Inside San Diego

Stories about City Services, Employees, Residents and Communities

Honor Guard Goes Beyond the Line of Duty

Honor Guard Training

Racing to the scene of a fire or a medical call, there’s no time to waste.

The crew at Fire Station 17 in City Heights has to move fast, as they respond to approximately two dozen calls in a 24-hour period. This is considered one of the busiest fire stations in the City of San Diego. And Firefighter Tim Hill said it’s the job he always wanted.

“I always told everybody I’m gonna be firefighter or do professional sports, and you don’t see me with a baseball in my hands or a football,” said Hill.

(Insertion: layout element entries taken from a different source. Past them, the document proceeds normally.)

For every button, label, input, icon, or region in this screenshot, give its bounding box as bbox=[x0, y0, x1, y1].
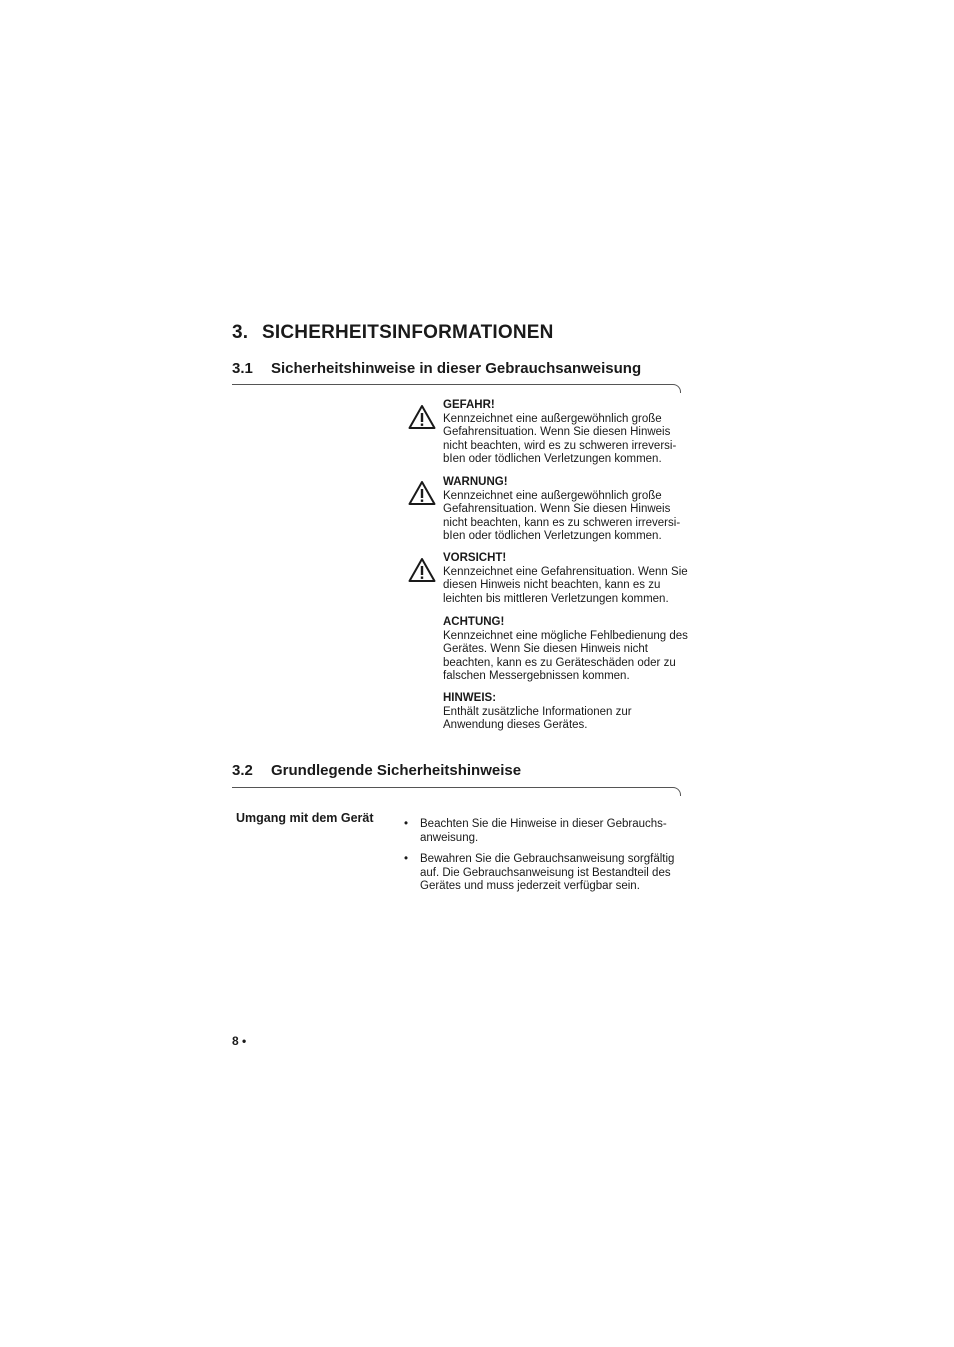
section-3-1-rule bbox=[232, 384, 681, 393]
list-item bbox=[404, 853, 694, 894]
notice-achtung-label: ACHTUNG! bbox=[443, 616, 505, 628]
notice-warnung bbox=[443, 476, 693, 544]
notice-hinweis-label: HINWEIS: bbox=[443, 692, 497, 704]
section-3-2-rule bbox=[232, 787, 681, 796]
chapter-title-text: SICHERHEITSINFORMATIONEN bbox=[262, 322, 554, 343]
notice-hinweis bbox=[443, 692, 693, 733]
notice-vorsicht-label: VORSICHT! bbox=[443, 552, 507, 564]
notice-warnung-text: Kennzeichnet eine außergewöhnlich große Gefahrensituation. Wenn Sie diesen Hinweis nicht beachten, kann es zu schweren irreversi- bIen oder tödlichen Verletzungen kommen. bbox=[443, 489, 681, 543]
page-number: 8 • bbox=[232, 1034, 247, 1048]
chapter-title bbox=[232, 322, 554, 344]
section-3-1-title bbox=[232, 360, 641, 377]
notice-vorsicht-text: Kennzeichnet eine Gefahrensituation. Wenn Sie diesen Hinweis nicht beachten, kann es zu leichten bis mittleren Verletzungen kommen. bbox=[443, 565, 688, 605]
bullet-text: Beachten Sie die Hinweise in dieser Gebrauchs- anweisung. bbox=[420, 818, 667, 844]
section-3-1-number: 3.1 bbox=[232, 360, 253, 377]
section-3-2-title bbox=[232, 762, 521, 779]
section-3-2-title-text: Grundlegende Sicherheitshinweise bbox=[271, 762, 522, 779]
notice-gefahr bbox=[443, 399, 693, 467]
notice-gefahr-label: GEFAHR! bbox=[443, 399, 495, 411]
bullet-list bbox=[404, 818, 694, 902]
notice-vorsicht bbox=[443, 552, 693, 606]
section-3-1-title-text: Sicherheitshinweise in dieser Gebrauchsanweisung bbox=[271, 360, 642, 377]
warning-triangle-icon bbox=[408, 557, 436, 583]
bullet-marker: • bbox=[404, 853, 409, 866]
chapter-number: 3. bbox=[232, 322, 249, 343]
list-item bbox=[404, 818, 694, 845]
bullet-marker: • bbox=[404, 818, 409, 830]
bullet-text: Bewahren Sie die Gebrauchsanweisung sorgfältig auf. Die Gebrauchsanweisung ist Bestandteil des Gerätes und muss jederzeit verfügbar sein. bbox=[420, 853, 675, 893]
warning-triangle-icon bbox=[408, 404, 436, 430]
notice-hinweis-text: Enthält zusätzliche Informationen zur Anwendung dieses Gerätes. bbox=[443, 705, 632, 732]
warning-triangle-icon bbox=[408, 480, 436, 506]
notice-achtung bbox=[443, 616, 693, 684]
notice-warnung-label: WARNUNG! bbox=[443, 476, 508, 488]
notice-gefahr-text: Kennzeichnet eine außergewöhnlich große Gefahrensituation. Wenn Sie diesen Hinweis nicht beachten, wird es zu schweren irreversi- bIen oder tödlichen Verletzungen kommen. bbox=[443, 412, 677, 466]
side-heading: Umgang mit dem Gerät bbox=[236, 811, 374, 825]
section-3-2-number: 3.2 bbox=[232, 762, 253, 779]
notice-achtung-text: Kennzeichnet eine mögliche Fehlbedienung des Gerätes. Wenn Sie diesen Hinweis nicht beachten, kann es zu Geräteschäden oder zu falschen Messergebnissen kommen. bbox=[443, 629, 688, 683]
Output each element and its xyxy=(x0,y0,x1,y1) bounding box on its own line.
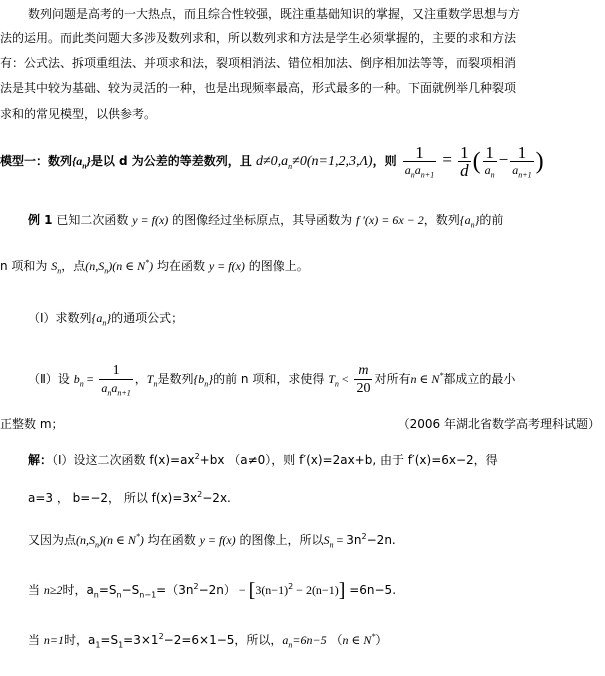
model-lhs-fraction: $\frac{1}{a_na_{n+1}}$ xyxy=(404,143,435,180)
solution-line-4: 当 n≥2时，$a_n=S_n-S_{n-1}=(3n^2-2n) - [3(n-1)^2 - 2(n-1)] =6n-5$. xyxy=(28,579,397,602)
solution-line-2: a=3 ， b=−2， 所以 $f(x)=3x^2-2x$. xyxy=(28,490,231,505)
question-2: （Ⅱ）设 $b_n$ = $\frac{1}{a_na_{n+1}}$ ，$T_n$是数列$\{b_n\}$的前 n 项和，求使得 $T_n$ < $\frac{m}{20}$ 对所有n ∈ N*都成立的最小 xyxy=(28,363,516,398)
solution-line-1: 解：（Ⅰ）设这二次函数 $f(x)=ax^2+bx$ （a≠0），则 f′(x)=2ax+b, 由于 f′(x)=6x−2，得 xyxy=(28,452,498,467)
model-label: 模型一：数列 xyxy=(0,154,73,168)
model-term1-fraction: $\frac{1}{a_n}$ xyxy=(484,143,495,180)
question-2-end: 正整数 m； xyxy=(0,417,64,431)
example-line-2: n 项和为 $S_n$，点$(n,S_n)(n$ ∈ N*) 均在函数 y = f(x) 的图像上。 xyxy=(0,258,309,276)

Hill grew up in Coronado. He started his professional career as an Air Force firefighter and was deployed overseas, later working for the Department of Defense stationed in Delaware, but he knew he always wanted to return to San Diego. After taking a job with the San Diego Fire-Rescue Department, Hill received a request for volunteers to join the department’s newly formed Honor Guard. His military experience qualified him to serve as assistant coordinator. In the two years since, the Honor Guard has served during two funerals for Fire-Rescue Department personnel.

“In a line of duty death, when it’s usually in a church, there’s a casket up front with a flag draped across it, just letting everybody know how much the person was respected,” said Hill.

The Honor Guard is made up of firefighters and lifeguards who attend a week-long academy to learn techniques for flag presentation, carrying a casket and other rituals. They train together once per month to keep their skills sharp. The crew will also serve as color guard for less somber occasions, to mark the opening of a new City building or graduation ceremonies. On Saturday, March 12, the Honor Guard participated in the 36th Annual St. Patrick’s Day Parade, starting with a flag presentation at Balboa Park. Lifeguard Sergeant and Honor Guard member Gavin McBride says, no matter the circumstance, the rituals are taken seriously.

“You’re not only honoring the person the event is for, but you’re honoring your country; your department. There’s a lot of responsibility that comes with that,” said McBride.